Cats with chronic kidney disease (CKD) often experience inappetence and vomiting and might benefit from the administration of mirtazapine, a medication with appetite stimulant and anti-nausea properties. The aim of this placebo-controlled, double-masked crossover clinical trial was to evaluate the effects of mirtazapine on bodyweight, appetite and vomiting in cats with CKD. Eleven cats with stable CKD were randomized to receive 1.88 mg mirtazapine or placebo orally every other day for 3 weeks. After a 4 day washout period, each cat crossed over to the alternate treatment for 3 weeks. Physical examinations and serum biochemistry profiles were performed before and after each treatment period and owners kept daily logs of appetite, activity, behavior, and vomiting episodes. Compared to placebo, mirtazapine administration resulted in a statistically significant increase in appetite (P=0.02) and activity (P=0.02) and a statistically significant decrease in vomiting (P=0.047), as determined by Wilcoxon matched pairs analysis. Cats treated with mirtazapine also gained significant bodyweight compared with placebo-treated cats (P=0.002) as determined by linear mixed model analysis. Median weight gain during mirtazapine administration was 0.18 kg (range 0-0.45 kg). Median weight loss during placebo administration was 0.07 kg (range 0-0.34 kg). Mirtazapine is an effective appetite stimulant and anti-emetic for cats with CKD and could be a useful adjunct to the nutritional management of these cases.

The pharmacokinetics of mirtazapine in cats with chronic kidney disease and in age-matched control cats.

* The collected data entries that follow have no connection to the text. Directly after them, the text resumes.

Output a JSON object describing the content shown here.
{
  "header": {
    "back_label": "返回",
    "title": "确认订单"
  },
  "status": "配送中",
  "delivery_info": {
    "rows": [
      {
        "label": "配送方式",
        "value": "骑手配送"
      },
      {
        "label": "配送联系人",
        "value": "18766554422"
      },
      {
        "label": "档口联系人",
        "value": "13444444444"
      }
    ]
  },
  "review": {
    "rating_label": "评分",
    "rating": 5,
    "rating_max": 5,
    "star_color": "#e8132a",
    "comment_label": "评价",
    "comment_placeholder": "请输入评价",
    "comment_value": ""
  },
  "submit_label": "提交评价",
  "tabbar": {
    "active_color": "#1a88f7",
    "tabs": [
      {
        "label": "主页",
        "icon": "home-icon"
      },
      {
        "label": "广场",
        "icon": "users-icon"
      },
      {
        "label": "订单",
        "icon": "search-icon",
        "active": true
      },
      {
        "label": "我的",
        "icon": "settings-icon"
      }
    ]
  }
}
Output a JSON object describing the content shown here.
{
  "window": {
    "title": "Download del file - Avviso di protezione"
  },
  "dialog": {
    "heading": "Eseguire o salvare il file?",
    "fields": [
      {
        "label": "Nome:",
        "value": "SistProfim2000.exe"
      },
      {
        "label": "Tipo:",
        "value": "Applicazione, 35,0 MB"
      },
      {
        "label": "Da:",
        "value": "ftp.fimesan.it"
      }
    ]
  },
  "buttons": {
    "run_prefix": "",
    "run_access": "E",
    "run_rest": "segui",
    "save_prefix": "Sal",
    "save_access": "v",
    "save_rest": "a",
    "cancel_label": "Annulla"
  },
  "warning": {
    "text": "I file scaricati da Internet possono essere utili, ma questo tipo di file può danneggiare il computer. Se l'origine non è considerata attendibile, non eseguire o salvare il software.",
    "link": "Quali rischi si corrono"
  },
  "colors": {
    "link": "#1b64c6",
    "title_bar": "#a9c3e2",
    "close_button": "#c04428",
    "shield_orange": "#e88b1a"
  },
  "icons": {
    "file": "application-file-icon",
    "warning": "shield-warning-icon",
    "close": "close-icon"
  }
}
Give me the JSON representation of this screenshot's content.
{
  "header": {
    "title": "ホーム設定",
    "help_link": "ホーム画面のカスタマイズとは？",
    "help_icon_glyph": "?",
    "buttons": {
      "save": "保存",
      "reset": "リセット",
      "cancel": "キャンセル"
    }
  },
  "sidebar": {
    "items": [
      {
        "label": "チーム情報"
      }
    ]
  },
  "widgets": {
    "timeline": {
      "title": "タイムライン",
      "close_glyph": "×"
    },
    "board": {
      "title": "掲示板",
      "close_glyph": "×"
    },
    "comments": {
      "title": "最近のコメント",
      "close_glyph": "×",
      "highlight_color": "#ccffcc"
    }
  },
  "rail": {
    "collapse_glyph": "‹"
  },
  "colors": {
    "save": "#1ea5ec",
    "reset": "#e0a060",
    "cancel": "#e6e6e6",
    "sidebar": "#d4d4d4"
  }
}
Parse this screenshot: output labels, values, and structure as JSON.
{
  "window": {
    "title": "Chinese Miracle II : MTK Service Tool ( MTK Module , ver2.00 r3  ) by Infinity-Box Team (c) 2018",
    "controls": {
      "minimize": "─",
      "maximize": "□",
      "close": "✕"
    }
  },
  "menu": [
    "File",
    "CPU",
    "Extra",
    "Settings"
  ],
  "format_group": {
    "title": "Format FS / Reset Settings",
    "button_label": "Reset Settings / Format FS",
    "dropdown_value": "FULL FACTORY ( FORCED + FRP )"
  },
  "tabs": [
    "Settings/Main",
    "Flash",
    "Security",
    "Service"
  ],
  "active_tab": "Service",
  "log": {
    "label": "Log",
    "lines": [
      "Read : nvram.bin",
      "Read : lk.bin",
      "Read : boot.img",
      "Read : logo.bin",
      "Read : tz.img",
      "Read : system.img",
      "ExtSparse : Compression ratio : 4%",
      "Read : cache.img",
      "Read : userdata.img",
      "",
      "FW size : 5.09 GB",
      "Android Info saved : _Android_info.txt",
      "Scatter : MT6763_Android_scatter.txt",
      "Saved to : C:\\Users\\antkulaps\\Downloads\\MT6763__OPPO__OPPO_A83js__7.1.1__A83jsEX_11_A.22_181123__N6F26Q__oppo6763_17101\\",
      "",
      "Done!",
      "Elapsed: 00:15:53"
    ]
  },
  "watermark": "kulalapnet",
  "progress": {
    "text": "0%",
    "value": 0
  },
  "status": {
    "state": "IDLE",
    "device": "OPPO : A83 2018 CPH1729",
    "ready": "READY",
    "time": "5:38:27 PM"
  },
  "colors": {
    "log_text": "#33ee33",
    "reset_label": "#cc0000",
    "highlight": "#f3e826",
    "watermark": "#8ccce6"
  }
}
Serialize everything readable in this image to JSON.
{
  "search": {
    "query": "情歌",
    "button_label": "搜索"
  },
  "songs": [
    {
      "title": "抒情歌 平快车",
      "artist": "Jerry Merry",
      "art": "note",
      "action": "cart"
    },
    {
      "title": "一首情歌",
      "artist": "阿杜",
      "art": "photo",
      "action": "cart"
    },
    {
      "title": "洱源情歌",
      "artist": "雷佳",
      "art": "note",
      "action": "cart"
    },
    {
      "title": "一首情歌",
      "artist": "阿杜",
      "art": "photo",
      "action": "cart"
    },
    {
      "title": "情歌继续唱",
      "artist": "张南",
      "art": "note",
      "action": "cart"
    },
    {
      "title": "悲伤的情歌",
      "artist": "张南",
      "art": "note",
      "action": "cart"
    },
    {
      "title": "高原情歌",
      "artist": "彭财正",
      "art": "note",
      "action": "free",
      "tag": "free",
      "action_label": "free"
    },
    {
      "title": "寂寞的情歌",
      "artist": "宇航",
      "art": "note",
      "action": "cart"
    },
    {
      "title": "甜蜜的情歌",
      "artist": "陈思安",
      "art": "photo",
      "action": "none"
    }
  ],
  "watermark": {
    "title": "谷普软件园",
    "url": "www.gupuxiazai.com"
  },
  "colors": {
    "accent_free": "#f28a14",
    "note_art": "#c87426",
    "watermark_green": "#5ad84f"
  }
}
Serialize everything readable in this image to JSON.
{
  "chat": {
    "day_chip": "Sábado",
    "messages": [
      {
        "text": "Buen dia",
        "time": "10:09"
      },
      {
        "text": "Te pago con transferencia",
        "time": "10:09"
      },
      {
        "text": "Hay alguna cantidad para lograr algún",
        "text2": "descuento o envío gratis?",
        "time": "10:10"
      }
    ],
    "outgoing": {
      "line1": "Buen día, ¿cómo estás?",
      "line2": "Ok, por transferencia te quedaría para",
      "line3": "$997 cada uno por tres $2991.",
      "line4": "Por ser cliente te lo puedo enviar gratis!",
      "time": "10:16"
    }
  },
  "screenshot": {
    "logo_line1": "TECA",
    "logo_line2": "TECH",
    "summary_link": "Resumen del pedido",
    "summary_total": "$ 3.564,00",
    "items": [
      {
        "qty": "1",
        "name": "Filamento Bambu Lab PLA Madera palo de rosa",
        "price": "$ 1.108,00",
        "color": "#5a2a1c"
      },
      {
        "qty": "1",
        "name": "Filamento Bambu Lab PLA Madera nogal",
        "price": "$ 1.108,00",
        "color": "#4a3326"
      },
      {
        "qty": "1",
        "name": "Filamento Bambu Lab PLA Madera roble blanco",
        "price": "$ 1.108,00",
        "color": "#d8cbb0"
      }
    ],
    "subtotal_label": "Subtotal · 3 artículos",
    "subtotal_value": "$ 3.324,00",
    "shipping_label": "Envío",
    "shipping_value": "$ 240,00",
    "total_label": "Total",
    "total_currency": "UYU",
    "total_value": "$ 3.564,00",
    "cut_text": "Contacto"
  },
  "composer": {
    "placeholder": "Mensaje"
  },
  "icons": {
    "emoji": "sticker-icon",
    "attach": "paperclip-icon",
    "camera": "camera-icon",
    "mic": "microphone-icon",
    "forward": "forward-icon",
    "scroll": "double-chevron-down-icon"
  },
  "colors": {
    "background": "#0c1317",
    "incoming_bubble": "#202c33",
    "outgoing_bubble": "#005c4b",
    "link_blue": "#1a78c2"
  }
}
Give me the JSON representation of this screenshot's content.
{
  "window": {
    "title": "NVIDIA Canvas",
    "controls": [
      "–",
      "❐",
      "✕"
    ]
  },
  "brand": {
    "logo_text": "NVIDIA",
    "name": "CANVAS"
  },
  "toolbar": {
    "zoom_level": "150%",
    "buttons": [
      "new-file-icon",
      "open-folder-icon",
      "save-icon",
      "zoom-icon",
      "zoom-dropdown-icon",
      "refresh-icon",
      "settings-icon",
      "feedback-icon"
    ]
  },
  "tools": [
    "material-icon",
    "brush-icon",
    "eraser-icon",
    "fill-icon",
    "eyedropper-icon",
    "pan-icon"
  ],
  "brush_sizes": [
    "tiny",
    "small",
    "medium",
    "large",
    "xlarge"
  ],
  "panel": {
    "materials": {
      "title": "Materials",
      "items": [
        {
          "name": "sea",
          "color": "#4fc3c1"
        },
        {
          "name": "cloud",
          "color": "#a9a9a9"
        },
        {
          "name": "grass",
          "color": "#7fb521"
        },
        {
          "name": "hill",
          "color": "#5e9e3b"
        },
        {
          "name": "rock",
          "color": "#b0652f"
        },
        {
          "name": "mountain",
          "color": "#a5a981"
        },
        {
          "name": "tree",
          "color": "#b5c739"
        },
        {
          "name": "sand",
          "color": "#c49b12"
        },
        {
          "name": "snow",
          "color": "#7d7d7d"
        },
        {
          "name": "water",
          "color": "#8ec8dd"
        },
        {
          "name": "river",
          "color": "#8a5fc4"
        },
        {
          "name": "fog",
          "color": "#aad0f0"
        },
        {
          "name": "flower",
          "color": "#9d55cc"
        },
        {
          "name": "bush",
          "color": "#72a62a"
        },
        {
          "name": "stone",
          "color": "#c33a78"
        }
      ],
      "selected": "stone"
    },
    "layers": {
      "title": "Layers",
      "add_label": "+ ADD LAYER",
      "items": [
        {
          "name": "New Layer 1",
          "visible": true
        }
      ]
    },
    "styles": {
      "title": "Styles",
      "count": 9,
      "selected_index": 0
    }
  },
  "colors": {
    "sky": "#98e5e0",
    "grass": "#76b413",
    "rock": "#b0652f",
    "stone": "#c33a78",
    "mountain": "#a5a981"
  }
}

BACKGROUND: Cats with chronic kidney disease (CKD) often experience inappetence, and may benefit from administration of mirtazapine, an appetite stimulant. The pharmacokinetics of mirtazapine in CKD cats is unknown. HYPOTHESIS: CKD delays the clearance/bioavailability (CL/F) of mirtazapine. ANIMALS: Six CKD cats and 6 age-matched controls (AMC) were enrolled. Two CKD cats each from International Renal Interest Society (IRIS) stage II, III and IV were included. METHODS: Blood samples were collected before and 0.5, 1, 1.5, 2, 4, 8, 24, and 48 hours after a single PO dose of 1.88 mg of mirtazapine. Mirtazapine concentrations were measured by liquid chromatography coupled to tandem mass spectrometry. Non-compartmental pharmacokinetic modeling was performed. RESULTS: Mean age was 11 years (CKD cats) and 10.8 years (AMC cats). Mean serum creatinine concentration ± standard deviation (SD) was 3.8 ± 1.6 mg/dL (CKD) and 1.3 ± 0.4 mg/dL (AMC). Mean half-life ± SD was 15.2 ± 4.2 hours (CKD) and 12.1 ± 1.1 hours (AMC). Mean area under the curve (AUC) ± SD was 770.6 ± 225.5 ng/mL•hr (CKD) and 555.5 ± 175.4 ng/mL•hr (AMC). Mean CL/F ± SD was 0.6 ± 0.1 L/hr/kg (CKD) and 0.8 ± 0.16 L/hr/kg (AMC). A Mann-Whitney test indicated statistically significant differences in AUC (P = 0.01) and CL/F (P = 0.04) between groups. Calculated accumulation factor for 48-hour dosing in CKD cats was 1.15. CONCLUSION: CKD may delay the CL/F of mirtazapine. A single low dose of mirtazapine resulted in a half-life compatible with a 48-hour dosing interval in CKD cats.